Just Eat : nouvellement en CDI et déjà menacés par un plan social

InFO militante par Fanny Darcillon, L’Info Militante

Article publié dans le cadre de la campagne Du 9 au 16 mai : élection des travailleurs des plateformes
© F. BLANC

L’idylle entre Just Eat et le salariat a du plomb dans l’aile. Seize mois après avoir annoncé en fanfare sa volonté d’embaucher en CDI ses livreurs à vélo, un choix inédit dans un secteur dominé par l’auto-entreprenariat, la plateforme de livraison de repas a présenté le 12 avril un plan de sauvegarde de l’emploi, prévu pour le second semestre 2022. Des 4 500 CDI annoncés début 2021, il n’en reste pourtant déjà plus que 800 à 900.

La faute à un important turn-over selon la direction, ou plutôt aux  licenciements abusifs, selon Jérémy Graça, délégué FO dans l’entreprise, qui dénonce  500 licenciements en cinq mois l’année dernière, souvent à la fin de la période d’essai.

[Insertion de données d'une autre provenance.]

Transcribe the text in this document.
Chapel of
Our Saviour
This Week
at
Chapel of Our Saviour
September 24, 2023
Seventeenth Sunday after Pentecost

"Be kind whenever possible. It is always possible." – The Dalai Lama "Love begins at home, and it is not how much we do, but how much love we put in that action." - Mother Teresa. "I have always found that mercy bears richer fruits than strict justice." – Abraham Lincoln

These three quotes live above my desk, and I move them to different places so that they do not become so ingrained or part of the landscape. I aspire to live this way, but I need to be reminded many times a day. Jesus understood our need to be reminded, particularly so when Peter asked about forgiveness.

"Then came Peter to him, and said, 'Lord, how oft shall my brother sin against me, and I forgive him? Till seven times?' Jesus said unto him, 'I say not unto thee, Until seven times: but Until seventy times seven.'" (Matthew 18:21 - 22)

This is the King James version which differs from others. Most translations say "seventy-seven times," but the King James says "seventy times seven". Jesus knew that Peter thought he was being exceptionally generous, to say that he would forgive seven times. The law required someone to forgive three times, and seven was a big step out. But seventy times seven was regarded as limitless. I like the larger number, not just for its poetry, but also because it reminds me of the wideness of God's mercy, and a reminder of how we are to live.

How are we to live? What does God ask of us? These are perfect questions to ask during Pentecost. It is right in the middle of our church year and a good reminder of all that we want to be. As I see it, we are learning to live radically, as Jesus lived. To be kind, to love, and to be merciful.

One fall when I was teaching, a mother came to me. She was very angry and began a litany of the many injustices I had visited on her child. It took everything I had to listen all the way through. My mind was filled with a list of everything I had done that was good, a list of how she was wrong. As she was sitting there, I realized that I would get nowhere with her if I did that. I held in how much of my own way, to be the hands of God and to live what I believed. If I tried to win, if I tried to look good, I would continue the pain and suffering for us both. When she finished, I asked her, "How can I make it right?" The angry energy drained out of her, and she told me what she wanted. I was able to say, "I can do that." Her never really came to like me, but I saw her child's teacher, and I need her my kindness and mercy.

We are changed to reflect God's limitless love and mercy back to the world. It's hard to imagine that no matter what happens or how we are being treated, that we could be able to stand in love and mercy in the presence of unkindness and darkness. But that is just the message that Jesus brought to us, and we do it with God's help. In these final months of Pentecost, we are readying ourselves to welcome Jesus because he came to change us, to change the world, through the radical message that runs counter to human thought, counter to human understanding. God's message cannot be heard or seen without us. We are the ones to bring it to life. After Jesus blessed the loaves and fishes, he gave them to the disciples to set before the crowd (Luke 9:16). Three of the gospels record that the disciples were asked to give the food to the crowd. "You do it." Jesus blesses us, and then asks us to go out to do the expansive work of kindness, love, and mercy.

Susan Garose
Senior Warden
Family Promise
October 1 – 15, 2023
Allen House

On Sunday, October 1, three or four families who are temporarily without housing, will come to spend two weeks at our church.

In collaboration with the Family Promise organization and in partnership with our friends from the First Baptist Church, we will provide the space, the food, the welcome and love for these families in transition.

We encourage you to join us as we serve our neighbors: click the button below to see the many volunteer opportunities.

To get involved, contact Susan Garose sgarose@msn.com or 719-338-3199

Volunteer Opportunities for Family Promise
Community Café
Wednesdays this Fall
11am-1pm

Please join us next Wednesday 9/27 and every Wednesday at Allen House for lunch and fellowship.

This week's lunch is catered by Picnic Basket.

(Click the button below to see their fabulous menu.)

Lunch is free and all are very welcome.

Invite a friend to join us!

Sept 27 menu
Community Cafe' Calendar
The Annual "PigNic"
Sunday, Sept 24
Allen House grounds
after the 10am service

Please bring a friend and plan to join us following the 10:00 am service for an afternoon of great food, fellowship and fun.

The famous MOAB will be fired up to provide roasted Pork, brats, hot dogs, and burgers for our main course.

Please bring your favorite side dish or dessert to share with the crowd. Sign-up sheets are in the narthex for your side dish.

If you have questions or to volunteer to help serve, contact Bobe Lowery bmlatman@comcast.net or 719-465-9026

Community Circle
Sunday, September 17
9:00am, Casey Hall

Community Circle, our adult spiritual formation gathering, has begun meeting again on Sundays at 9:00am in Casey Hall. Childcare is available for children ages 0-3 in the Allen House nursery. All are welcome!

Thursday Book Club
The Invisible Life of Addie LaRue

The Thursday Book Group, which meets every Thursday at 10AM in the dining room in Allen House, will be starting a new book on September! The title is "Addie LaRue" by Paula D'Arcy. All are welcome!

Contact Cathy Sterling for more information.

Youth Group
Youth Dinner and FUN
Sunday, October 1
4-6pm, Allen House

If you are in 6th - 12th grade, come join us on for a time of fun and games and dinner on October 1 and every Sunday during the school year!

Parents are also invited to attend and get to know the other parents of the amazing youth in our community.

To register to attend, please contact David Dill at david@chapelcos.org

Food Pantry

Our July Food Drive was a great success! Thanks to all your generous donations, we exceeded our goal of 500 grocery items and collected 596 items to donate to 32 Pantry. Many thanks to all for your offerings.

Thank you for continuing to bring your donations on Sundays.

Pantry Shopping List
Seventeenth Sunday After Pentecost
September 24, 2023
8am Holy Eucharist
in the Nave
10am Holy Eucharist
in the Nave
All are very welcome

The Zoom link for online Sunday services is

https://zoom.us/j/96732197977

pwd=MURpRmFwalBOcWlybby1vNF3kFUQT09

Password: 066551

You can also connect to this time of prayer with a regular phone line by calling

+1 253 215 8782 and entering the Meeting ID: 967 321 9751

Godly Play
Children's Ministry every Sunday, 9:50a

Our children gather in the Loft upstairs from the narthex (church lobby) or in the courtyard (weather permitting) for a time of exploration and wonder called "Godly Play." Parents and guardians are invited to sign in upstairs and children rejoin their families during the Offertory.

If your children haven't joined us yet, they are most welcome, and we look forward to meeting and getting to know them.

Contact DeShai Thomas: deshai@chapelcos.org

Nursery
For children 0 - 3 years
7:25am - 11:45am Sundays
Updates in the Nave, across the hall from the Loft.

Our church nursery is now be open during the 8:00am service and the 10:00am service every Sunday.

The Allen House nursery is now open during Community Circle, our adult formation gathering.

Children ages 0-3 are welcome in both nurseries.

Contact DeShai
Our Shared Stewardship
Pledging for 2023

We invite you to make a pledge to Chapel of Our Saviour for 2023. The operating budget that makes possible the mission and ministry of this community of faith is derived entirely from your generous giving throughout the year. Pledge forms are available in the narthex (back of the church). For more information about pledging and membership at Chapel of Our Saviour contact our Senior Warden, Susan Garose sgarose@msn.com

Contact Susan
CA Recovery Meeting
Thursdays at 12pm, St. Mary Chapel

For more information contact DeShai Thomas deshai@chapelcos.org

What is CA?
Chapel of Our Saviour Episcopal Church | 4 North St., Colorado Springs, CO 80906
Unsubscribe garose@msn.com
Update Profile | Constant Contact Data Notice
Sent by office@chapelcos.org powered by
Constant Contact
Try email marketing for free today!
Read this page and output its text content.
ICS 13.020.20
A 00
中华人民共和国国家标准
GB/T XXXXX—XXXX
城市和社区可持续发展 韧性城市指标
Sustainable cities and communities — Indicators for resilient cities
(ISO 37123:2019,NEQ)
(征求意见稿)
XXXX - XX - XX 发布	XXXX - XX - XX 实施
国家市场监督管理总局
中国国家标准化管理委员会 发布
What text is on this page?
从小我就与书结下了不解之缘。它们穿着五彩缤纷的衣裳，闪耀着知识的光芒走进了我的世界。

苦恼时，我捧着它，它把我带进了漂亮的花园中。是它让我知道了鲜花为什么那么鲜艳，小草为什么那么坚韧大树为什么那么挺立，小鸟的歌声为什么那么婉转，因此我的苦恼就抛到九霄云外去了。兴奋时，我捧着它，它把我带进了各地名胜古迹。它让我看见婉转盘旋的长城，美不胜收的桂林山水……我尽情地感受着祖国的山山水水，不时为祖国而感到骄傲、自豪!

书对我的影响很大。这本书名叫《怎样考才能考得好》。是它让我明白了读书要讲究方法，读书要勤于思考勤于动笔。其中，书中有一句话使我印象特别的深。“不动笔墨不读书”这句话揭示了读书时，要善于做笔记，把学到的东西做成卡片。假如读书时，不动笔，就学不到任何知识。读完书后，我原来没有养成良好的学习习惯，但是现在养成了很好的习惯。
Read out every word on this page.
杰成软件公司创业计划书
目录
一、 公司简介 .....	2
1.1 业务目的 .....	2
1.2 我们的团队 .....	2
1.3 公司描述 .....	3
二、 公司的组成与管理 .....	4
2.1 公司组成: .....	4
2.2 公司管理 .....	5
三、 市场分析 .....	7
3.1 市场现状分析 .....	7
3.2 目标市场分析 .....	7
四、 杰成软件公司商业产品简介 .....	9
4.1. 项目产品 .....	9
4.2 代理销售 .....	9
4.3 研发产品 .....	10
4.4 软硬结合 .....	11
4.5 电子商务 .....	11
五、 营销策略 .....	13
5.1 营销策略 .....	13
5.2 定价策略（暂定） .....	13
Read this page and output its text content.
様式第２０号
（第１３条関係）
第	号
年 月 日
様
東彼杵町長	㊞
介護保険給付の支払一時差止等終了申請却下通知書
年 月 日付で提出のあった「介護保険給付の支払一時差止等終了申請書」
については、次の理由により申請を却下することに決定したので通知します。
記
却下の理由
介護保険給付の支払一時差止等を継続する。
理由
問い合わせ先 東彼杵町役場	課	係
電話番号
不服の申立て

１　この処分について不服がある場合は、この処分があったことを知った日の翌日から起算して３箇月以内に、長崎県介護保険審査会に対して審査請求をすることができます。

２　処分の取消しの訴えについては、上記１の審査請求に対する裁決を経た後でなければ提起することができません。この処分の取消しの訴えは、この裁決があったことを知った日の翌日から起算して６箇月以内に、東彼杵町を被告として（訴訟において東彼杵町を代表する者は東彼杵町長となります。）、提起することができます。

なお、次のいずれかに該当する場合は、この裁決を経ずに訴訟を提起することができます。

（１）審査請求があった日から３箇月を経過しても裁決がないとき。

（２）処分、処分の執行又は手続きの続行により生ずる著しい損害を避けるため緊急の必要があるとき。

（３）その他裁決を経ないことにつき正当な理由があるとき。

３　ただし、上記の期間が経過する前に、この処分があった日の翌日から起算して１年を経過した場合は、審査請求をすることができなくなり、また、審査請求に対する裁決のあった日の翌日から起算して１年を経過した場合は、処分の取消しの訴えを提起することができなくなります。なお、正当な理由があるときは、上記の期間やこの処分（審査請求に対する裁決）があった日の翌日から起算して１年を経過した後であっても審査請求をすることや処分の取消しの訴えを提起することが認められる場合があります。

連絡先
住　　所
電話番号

Pour FO, les salariés n’ont pas à payer la mauvaise gestion de l’entreprise

Au total, près de 300 postes sont menacés par le plan social – soit un tiers des effectifs actuels –, dont 269 CDI de livreurs. La direction souhaite conserver le modèle du salariat dans seulement sept des vingt-sept villes où des livreurs en CDI ont été déployés en quelques mois. Just Eat évoque la concurrence d’Uber Eats et Deliveroo, leaders d’un marché volatile et compétitif au sein duquel le modèle du salariat coûterait parfois trop cher. Mais pour Jérémy Graça, c’est une fausse excuse :  La différence se fait d’abord sur la qualité du service : les restaurateurs préfèrent travailler avec nos concurrents, même s’ils coûtent plus cher.

Le militant estime également que l’implantation dans vingt-sept villes s’est faite trop rapidement. Il n’y a pas eu de réelle étude de marché, l’entreprise a juste surfé sur la vague Covid en se disant : on ne sait pas quand ça s’arrêtera, on tente et on verra. Derrière, ce sont les salariés qui pâtissent de cette stratégie. Les offres d’aide au reclassement sont pour l’instant insuffisantes, estime le délégué. Si la situation économique de Just Eat laisse à désirer,  300 salariés ne doivent pas payer la mauvaise gestion de la société, assène-t-il. Les livreurs cyclistes se réuniront bientôt pour discuter de l’opportunité d’une grève.